In Berlin ist am vergangenen Sonntag der Volksentscheid gescheitert, Religion und Ethik als Wahlpflichtfächer an weiterführenden Schulen verbindlich einzuführen. Bei strahlendem Sonnenschein tummelten sich die Berliner lieber in den Parks und Biergärten und genossen den Frühling. Trotz des prominentem Fürsprechers Günter Jauch stimmten bei einer Wahlbeteiligung von 29 Prozent schließlich nur 48,5 Prozent für den Antrag des Vereins „Pro Reli“, 51,3 Prozent für die Linie des rot-roten Senats.
Berlin ist eine Region, in der die Kirchenfernen dominieren. Die Bevölkerung war nicht in der Breite bewegt von der Frage, ob nun Religion Wahlpflichtfach wird oder nicht. Warum auch? Ist nicht den meisten Christen wohlbewußt, wie sehr in ihren Kirchen mehr der Rückzug verwaltet wird, als daß es um offensive Verbreitung des Glaubens ginge?

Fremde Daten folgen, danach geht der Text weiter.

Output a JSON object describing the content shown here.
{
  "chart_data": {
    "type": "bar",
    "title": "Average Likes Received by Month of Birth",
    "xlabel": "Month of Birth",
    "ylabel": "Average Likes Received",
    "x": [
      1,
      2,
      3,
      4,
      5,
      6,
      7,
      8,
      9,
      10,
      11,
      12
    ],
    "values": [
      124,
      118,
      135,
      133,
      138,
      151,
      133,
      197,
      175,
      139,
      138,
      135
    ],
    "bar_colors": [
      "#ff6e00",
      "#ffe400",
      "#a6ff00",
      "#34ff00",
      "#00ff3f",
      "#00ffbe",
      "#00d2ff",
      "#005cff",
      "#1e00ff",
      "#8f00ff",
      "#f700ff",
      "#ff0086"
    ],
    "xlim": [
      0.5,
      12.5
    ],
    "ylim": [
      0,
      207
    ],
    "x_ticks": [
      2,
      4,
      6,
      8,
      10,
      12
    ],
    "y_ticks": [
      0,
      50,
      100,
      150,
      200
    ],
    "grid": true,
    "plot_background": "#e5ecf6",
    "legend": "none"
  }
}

Ich bin nicht im atheistischen Berlin zur Schule gegangen, sondern die ersten sechs Jahre in Oberbayern und dann in Südbaden. Ich hätte idealen Religionsunterricht erleben müssen, denn ich ging auf ein christliches Privatgymnasium bei Freiburg im Breisgau, das nur besuchen durfte, wer katholisch oder evangelisch getauft war. Im Grunde war es aber schon damals (vor 20 Jahren) nur besserer Ethik-Unterricht. „Alles kann, nichts muß“, lautete die Devise. Es wurden mehr Zweifel am Glauben gesät als Fundamente gefestigt. Häufig begegnen einem (zumal in der evangelischen Kirche) Pfarrer, die selbst nicht mehr glauben, sondern den „Job“ als Versorgungsposten schätzen und die Kirche als eine Mischung aus Esoterikzirkel, SPD-Ortsgruppe und Sozialstation. Bei Elternabenden nörgelten obendrein an meiner Schule Eltern herum, weshalb ihre Kinder (an einer christlichen Schule!) überhaupt von der Kirche „indoktriniert“ würden. Laue Erwiderungen seitens der Lehrer waren an der Tagesordnung.
Insofern können die Kirchen in Berlin einen Blick in die Zukunft wagen: Deutschland als christliches Land – das war gestern. Die Staatsnähe der Kirchen, saturiert durch staatlich erhobene Kirchensteuer, Präsenz in Rundfunkräten, Garantie des Religionsunterrichts an staatlichen Schulen, hat zu Trägheit und Kapitulationsbereitschaft bei den Amtskirchen gegenüber dem Zeitgeist geführt.
Genausowenig, wie der Staat den Eltern gute Kindererziehung abnehmen kann, kann er den Kirchen abnehmen, erfolgreiche Mission zu betreiben. So sehr die – insbesondere evangelische – Kirche in Berlin die SPD als Gegner beim „Pro Reli“-Volksentscheid erlebte, so sehr hat sie die sozialdemokratische Idee verinnerlicht, über den Staat könne man alles richten. Und sie versagt in ihren eigenen Einrichtungen: Wenn Kinder in evangelischen Kindergärten – selbst erlebt – nicht alltäglich das Beten üben, wo denn sonst?
Die Kirchen haben in Berlin jetzt die Chance, sich auf eigene Stärken zu besinnen. Und das müssen sie – sonst gehen sie unter. Sie haben einen mächtigen atheistischen Gegner, der nicht nur die Stadt regiert, sondern bereits tief in den eigenen Reihen steht. Sie führen einen Kampf gegen sich selbst.